あの日の"あなた"。
いつかの、"あなた"。
その子と出会ったのは偶然だった。
やって来ていた療養施設にて迷子になっていたその子。
『やぁ、迷子かい?』
チラッと見守ってもフラフラ逍遥していたので声をかけた。
だって今にもなかなか人が来ないほうに進もうとしていたし。
それで声をかけて、素直に『迷っている』と返答があったので案内してあげて、
『キミは…最近来た子かな?』
『あ、あぁ…。昨日来たばかりなんだ』
『なるほど』
そんな話をした。
その子が療養施設に来た日の僕は、ちょうど昔に骨折した脚の経過観察が入っていたので別の場所にいたのだ。
施設に帰ってきたのも遅い時間だったので取り置かれていた食事をとって風呂に入って…。
『はい。ここがキミの目的地だよ』
『おお…!』
『また、迷子になったら見かけた子に声をかけてね。みんな優しいから案内してくれるよ』
そう言ったところで不意に呼ばれる。
声をかけてくれた子に近づくと来た荷物(食料品含む生活必需品)が思った以上に多く、運ぶ子たちを募ってほしいと頼まれ。
『うん分かった。今から声かけに行ってくる』
『ありがとうございます!』
*
『やぁ』
『あ』
『前、いいかい?』
『あぁ』
昼時になって、食堂に行くとあの子が今日も大盛り(といっていいのか定かではない)を持って食事をしていた。
まだ他のみんなはリハビリなどをしているようでふたりしかいない食堂。
ならひとりで食べるのも寂しかろうと声をかければ二つ返事で了承されて、
『よく食べるね』
『……むぐ。

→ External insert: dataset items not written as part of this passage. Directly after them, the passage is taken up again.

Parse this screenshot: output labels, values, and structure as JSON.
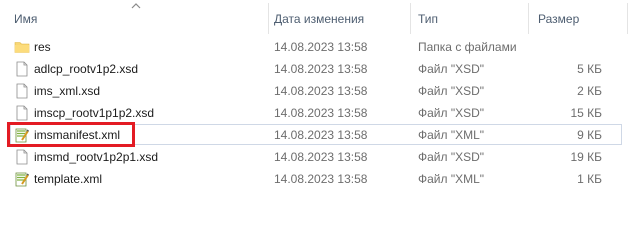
{
  "columns": {
    "name": "Имя",
    "date": "Дата изменения",
    "type": "Тип",
    "size": "Размер"
  },
  "files": [
    {
      "name": "res",
      "date": "14.08.2023 13:58",
      "type": "Папка с файлами",
      "size": "",
      "icon": "folder-icon"
    },
    {
      "name": "adlcp_rootv1p2.xsd",
      "date": "14.08.2023 13:58",
      "type": "Файл \"XSD\"",
      "size": "5 КБ",
      "icon": "file-icon"
    },
    {
      "name": "ims_xml.xsd",
      "date": "14.08.2023 13:58",
      "type": "Файл \"XSD\"",
      "size": "2 КБ",
      "icon": "file-icon"
    },
    {
      "name": "imscp_rootv1p1p2.xsd",
      "date": "14.08.2023 13:58",
      "type": "Файл \"XSD\"",
      "size": "15 КБ",
      "icon": "file-icon"
    },
    {
      "name": "imsmanifest.xml",
      "date": "14.08.2023 13:58",
      "type": "Файл \"XML\"",
      "size": "9 КБ",
      "icon": "xml-file-icon"
    },
    {
      "name": "imsmd_rootv1p2p1.xsd",
      "date": "14.08.2023 13:58",
      "type": "Файл \"XSD\"",
      "size": "19 КБ",
      "icon": "file-icon"
    },
    {
      "name": "template.xml",
      "date": "14.08.2023 13:58",
      "type": "Файл \"XML\"",
      "size": "1 КБ",
      "icon": "xml-file-icon"
    }
  ],
  "colors": {
    "highlight_border": "#e31b23",
    "folder_yellow": "#f8d775",
    "header_text": "#4d5d70"
  }
}
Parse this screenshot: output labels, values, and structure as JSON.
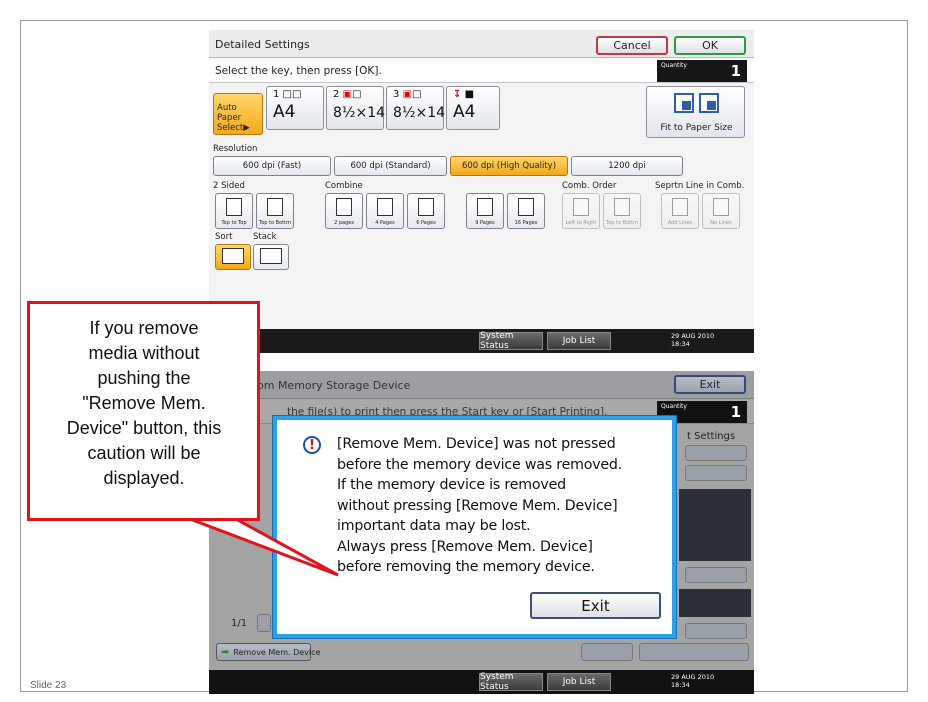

…逆に、先輩は食べなさすぎだ』
『そうかなぁ』
目の前には山のような食事。
その一方、僕の方にあるのは小さなうどん鉢。
定食メニューについているミニうどん程度の大きさの鉢。
『…よく、それで』
『あはは。慣れてるからね』
食べていたおかずのひとつを譲ってくれようとするのを謹んで辞退する。
美味しそうではあるんだけどね…、ウマサイズに作られたご飯はどうにも…。
『僕が低燃費なのは昔からだし。逆にトレーナーの方がよく食べるくらいだよ』
『そうなのか』
『もしかしたらキミと同じくらい食べるかも?…なんてね』
そう告げると目の前の子がメラッとした炎を出し始めたので慌てて止めて、『僕たちはフードファイターじゃないんだから』と押し留める。
まぁ、聞き分けのいい子だからすぐに納得してくれたけど。
『先輩』
『ん?』
『先輩は、名前をなんと…?』
『…そりゃあ野暮だよ』
いつも言っているのに、この子は相変わらずだ。
『この療養所じゃ誰もが平等なンだ。戦績なんか関係ない、ただのウマだ。…
なァ、───"後輩"クン?
先輩:
施設のまとめ役。
後輩のことを『素直で可愛いな〜』というテンションで見ている。
後輩の食べっぷりを見るのが好き。
後輩:
どこかの芦毛さん。
よく迷子になる。
そして先輩に世話になっては『面倒見のいい人だな』と思っている。
先輩が食べなさすぎて心配。
施設:
ウマ用の療養施設。
いつの間にか決められていたルールとしてお互いの名を名乗らないというのがある。
だって、『はじめまして』はこんな場所じゃなく…
それはそれとして、誰かが施設から退所する時はみんなで『よかったね〜!』と見送る模様。みんな、湿っぽいのは嫌いだかんね!